Americans’ Global Warming Beliefs and Attitudes in April 2013
Report on climate change:Highlights
- Nearly two in three Americans (63%) believe global warming is happening. Relatively few – only 16 percent – believe it is not. However, since Fall 2012, the percentage of Americans who believe global warming is happening has dropped 7 points to 63%, likely influenced by the relatively cold winter of 2012-13 in the United States and an unusually cold March just before the survey was conducted.
- Those who believe global warming is happening are more certain of their convictions than those who do not. Of the 63% of Americans who believe global warming is happening, most say they are “very” (33%) or “extremely sure” (27%). By contrast, of the unconvinced, fewer are very (28%) or extremely sure of their view (18%).

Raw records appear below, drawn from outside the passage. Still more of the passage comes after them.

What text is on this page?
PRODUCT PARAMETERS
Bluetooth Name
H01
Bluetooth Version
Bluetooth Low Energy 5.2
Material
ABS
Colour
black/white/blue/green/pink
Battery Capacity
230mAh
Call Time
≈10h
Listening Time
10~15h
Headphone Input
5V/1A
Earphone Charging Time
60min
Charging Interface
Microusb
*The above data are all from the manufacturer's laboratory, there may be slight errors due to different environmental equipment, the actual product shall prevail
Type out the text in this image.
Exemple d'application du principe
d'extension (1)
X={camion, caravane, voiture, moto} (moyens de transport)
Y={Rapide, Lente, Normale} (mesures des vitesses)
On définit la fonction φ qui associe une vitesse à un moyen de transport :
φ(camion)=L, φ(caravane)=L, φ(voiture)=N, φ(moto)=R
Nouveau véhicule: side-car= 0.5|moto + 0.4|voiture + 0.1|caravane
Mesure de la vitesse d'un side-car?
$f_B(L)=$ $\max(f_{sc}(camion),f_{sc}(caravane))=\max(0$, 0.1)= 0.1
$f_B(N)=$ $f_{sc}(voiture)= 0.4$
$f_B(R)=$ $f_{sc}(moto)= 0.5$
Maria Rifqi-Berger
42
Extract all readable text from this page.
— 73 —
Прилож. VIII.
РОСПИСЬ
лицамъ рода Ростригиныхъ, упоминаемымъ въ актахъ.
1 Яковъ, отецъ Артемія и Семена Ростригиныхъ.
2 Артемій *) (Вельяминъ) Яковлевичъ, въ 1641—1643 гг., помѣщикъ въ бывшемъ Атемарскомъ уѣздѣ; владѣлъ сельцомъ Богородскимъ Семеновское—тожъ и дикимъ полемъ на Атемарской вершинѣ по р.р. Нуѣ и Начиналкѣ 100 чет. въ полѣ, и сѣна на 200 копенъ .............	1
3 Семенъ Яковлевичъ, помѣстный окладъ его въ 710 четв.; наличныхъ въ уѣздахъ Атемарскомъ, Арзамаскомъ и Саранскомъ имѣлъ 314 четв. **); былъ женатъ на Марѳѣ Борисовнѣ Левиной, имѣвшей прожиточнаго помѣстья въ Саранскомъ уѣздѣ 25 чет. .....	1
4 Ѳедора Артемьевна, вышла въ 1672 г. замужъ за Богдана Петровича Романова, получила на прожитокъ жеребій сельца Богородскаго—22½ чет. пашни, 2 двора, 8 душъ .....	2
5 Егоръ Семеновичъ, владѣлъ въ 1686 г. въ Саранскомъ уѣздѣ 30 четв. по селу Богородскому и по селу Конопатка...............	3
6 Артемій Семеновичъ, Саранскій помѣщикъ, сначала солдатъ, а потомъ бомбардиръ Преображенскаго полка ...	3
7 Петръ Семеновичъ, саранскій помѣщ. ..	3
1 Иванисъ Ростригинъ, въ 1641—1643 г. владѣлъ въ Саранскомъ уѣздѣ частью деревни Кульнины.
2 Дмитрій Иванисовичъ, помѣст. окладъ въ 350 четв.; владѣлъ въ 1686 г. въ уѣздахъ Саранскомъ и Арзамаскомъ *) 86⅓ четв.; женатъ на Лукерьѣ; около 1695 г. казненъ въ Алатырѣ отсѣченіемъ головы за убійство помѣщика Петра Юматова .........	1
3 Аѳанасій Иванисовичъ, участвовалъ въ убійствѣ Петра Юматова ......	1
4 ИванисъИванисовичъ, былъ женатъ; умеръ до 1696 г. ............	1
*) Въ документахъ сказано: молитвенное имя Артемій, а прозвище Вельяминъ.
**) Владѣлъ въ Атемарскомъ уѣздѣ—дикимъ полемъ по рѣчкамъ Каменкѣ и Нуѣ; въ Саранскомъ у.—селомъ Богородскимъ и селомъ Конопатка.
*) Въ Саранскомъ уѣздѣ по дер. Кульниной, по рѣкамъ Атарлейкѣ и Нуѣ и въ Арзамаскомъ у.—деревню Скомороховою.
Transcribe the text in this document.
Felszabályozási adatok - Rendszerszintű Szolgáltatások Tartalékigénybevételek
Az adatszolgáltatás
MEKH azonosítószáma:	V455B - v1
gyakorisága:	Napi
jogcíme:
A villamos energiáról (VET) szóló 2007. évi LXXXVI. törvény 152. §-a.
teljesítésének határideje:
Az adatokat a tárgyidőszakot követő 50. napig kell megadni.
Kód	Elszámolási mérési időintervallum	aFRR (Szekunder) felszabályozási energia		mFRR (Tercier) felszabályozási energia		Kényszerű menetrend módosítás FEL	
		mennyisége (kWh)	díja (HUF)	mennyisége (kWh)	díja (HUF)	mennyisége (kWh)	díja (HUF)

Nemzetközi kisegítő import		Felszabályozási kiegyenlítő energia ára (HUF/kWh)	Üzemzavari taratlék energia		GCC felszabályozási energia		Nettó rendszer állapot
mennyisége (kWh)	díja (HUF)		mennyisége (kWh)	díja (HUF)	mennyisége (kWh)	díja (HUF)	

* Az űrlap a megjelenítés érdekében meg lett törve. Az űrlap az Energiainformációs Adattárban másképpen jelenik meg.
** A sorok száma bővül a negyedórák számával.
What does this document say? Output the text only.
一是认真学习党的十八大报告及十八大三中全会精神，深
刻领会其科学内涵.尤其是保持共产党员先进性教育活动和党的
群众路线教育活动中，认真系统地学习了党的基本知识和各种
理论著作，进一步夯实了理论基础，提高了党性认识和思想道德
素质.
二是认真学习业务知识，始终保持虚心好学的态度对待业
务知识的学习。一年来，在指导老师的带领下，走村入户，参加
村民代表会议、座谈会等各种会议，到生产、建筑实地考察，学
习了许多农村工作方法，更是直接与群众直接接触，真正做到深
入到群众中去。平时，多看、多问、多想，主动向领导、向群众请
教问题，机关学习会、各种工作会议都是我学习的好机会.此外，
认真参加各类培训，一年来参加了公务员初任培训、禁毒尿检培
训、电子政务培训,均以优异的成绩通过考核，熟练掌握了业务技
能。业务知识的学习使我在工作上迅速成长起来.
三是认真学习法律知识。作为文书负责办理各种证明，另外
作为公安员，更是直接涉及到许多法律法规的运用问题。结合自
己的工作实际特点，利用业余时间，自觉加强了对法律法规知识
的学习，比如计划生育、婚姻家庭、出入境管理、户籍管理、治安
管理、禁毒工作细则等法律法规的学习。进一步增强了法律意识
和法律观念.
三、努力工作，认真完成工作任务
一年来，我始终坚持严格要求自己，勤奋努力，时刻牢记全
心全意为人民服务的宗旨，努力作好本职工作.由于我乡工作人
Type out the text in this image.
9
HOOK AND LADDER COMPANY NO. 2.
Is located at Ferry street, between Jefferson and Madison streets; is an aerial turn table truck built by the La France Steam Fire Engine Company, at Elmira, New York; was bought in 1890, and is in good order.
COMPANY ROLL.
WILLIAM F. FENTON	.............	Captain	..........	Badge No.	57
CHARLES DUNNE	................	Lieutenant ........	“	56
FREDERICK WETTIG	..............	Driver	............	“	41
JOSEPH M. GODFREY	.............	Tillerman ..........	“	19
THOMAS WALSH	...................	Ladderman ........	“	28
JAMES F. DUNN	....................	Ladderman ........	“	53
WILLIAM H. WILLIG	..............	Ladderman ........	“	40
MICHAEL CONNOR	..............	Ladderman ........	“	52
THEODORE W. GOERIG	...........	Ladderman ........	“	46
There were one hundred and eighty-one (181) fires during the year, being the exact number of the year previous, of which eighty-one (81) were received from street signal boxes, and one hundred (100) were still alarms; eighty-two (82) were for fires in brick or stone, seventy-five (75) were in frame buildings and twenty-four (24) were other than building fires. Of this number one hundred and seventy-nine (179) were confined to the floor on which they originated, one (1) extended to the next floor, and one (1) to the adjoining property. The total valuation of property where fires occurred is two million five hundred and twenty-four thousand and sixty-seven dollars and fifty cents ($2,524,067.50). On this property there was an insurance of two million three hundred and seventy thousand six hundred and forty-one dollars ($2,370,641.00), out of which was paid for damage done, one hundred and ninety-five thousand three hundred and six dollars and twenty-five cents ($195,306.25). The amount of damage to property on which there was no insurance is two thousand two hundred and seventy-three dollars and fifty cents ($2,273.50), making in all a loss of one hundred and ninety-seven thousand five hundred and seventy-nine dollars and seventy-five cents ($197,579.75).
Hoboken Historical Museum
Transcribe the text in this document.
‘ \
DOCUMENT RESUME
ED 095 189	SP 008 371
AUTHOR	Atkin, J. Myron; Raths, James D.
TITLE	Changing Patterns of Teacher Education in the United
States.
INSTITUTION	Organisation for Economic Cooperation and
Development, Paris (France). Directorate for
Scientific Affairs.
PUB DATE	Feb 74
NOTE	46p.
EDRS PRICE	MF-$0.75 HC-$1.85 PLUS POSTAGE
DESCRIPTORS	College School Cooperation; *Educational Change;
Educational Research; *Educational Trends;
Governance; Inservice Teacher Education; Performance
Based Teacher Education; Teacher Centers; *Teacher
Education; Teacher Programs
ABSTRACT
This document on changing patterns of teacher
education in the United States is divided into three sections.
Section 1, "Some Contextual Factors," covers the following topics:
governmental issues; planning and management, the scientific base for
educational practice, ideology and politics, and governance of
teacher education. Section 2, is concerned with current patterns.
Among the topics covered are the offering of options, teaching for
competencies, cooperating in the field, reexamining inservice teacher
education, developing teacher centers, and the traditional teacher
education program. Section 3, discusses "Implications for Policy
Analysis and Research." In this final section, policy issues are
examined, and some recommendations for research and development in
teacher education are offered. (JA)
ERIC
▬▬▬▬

- About half of Americans (49%) believe global warming – if it is happening – is caused mostly by human activities, a decrease of 5 points since Fall 2012, but similar to levels stretching back several years.
- More Americans believe that “most scientists think global warming is happening than believe there is widespread disagreement among scientists (42% versus 33%, respectively).
- About half of Americans (51%) say they are “somewhat” or “very worried” about global warming, a 7 percentage-point decline in worry since Fall 2012.
- At least four out of ten Americans say global warming will harm people in their community (45%), their family (44%), or themselves (42%).
- Global warming is also perceived as a threat to people in developing countries (55%, down 9 points since September 2012, but similar to March 2012), in other modern industrialized countries (53%, down 4 points since September, but up 4 points since March 2012), and in the United States (52%, down 5 points since September, but up 6 points since March 2012).